Le fonti di produzione del diritto romano in età arcaica sono due: le leggi regie e le dodici
tavole.
Le leggi regie.
Le prime, leleges regiae, si fanno risalire al momento della mitica fondazione da parte di Romolo e Remo.
Le fonti riferiscono che numerosi legiferano su determinate materie: Pomponio, nell’Enchiridion, Livio negli Ab urbe condita libri, e lo stesso Virgilio nell’Eneide, riportano tale costume.
Il loro contenuto e il loro scopo.
Le dottrine romanistiche fino agli anni Settanta dicono che le leges regiae siano delle anticipazioni storiche.
Ad esempio, se Pomponio dice che il diritto di proprietà esiste sin dall’età arcaica perché ire legiferavano in materia, lo avrebbe sostenuto soltanto per rafforzare il concetto di proprietà.
L’unica e precipua funzione del richiamo sarebbe stata questa.
L’archeologia soccorre in tal senso. A seguito del ritrovamento nel Foro del Lapis niger, redatta in modalità bustrofedica, veniamo a conoscenza del fatto che una lex regia avrebbe punito chi avesse violato l’area sacra, dedicata al culto, del medesimo Foro.
Le dodici tavole.
Le seconde, le Duodecim Tabulae, sono state scritte e affisse tra il 451 e il 450 a.C. Per la loro redazione, si nomina una commissione di dieci membri, tra i quali troviamo notizia di un certo Appio Claudio.
Al decemvirato, della durata annuale, subentra un secondo decemvirato, all’interno del quale trova nuovamente posto tale Appio Claudio, unico nominato anche per il secondo anno.
Caratteristica di tale decemvirato è quella di avere pieni poteri sia civili che militari. È dimostrato che i decemviri entrano i contatto con la cultura greca e la teoria più accreditata e verosimile in tale senso è che ciò sia stato reso possibile da un loro viaggio sul suolo italico.
La prima forma di codice scritto.
Le dodici tavole possono essere definite come prima forma di codice scritto, anche se risulta improprio e anacronistico impiegare questa parola. L’impiego del lemma codice con riferimento ad esse si può giustificare soltanto alla luce del fatto che vuole alludere soltanto alla volontà dei loro redattori di comporre delle norme generali che disciplinano diversi settori del diritto.
All’interno delle dodici tavole si trovano norme di diritto processuale, diritto penale, diritto privato e infine di diritto costituzionale. Le duodecim tabulae rimangono affisse nel Foro, redatte probabilmente su un supporto di bronzo per circa sessant’anni, fino al 390 a.C., anno in cui arrivano i Galli e a seguito dell’incendio di Roma se ne costata la scomparsa.
Rimangono però pienamente vigenti fino a Giustiniano e alla sua codificazione. Non sono giunte sino a noi, ma tra citazioni dirette e indirette è stato possibile ricostruire circa centoventi norme, trascritte nei Fontes Iuris Romani Anteiustiniani(F.I.R.A.), tripartiti in tre volumi di leges, auctores e negotia.
Una importante testimonianza ci viene fornita da Cicerone, nel De legibus, II, 23, 59: l’arpinate dice che non è necessario per lui soffermarsi su determinate norme, perché ai suoi tempi le dodici tavolesi studiavano a scuola.
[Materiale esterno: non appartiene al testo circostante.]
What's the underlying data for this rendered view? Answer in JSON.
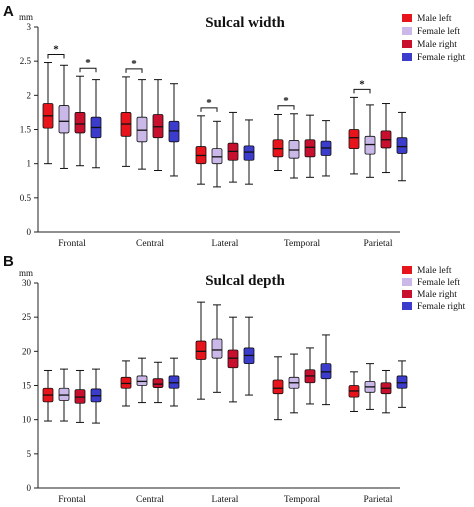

La migliore modalità ricostruttiva delle Duodecim Tabulae è quella di principiare dai commenti che i giuristi fanno di queste. Esemplare risulta una citazione di Gellio, ai tempi del quale quindi le norme in questione sono ancora vigenti; Gellio dice che Labeone, giurista di età augustea, tratta del furtum nel II libro del suo commento alle dodici tavole.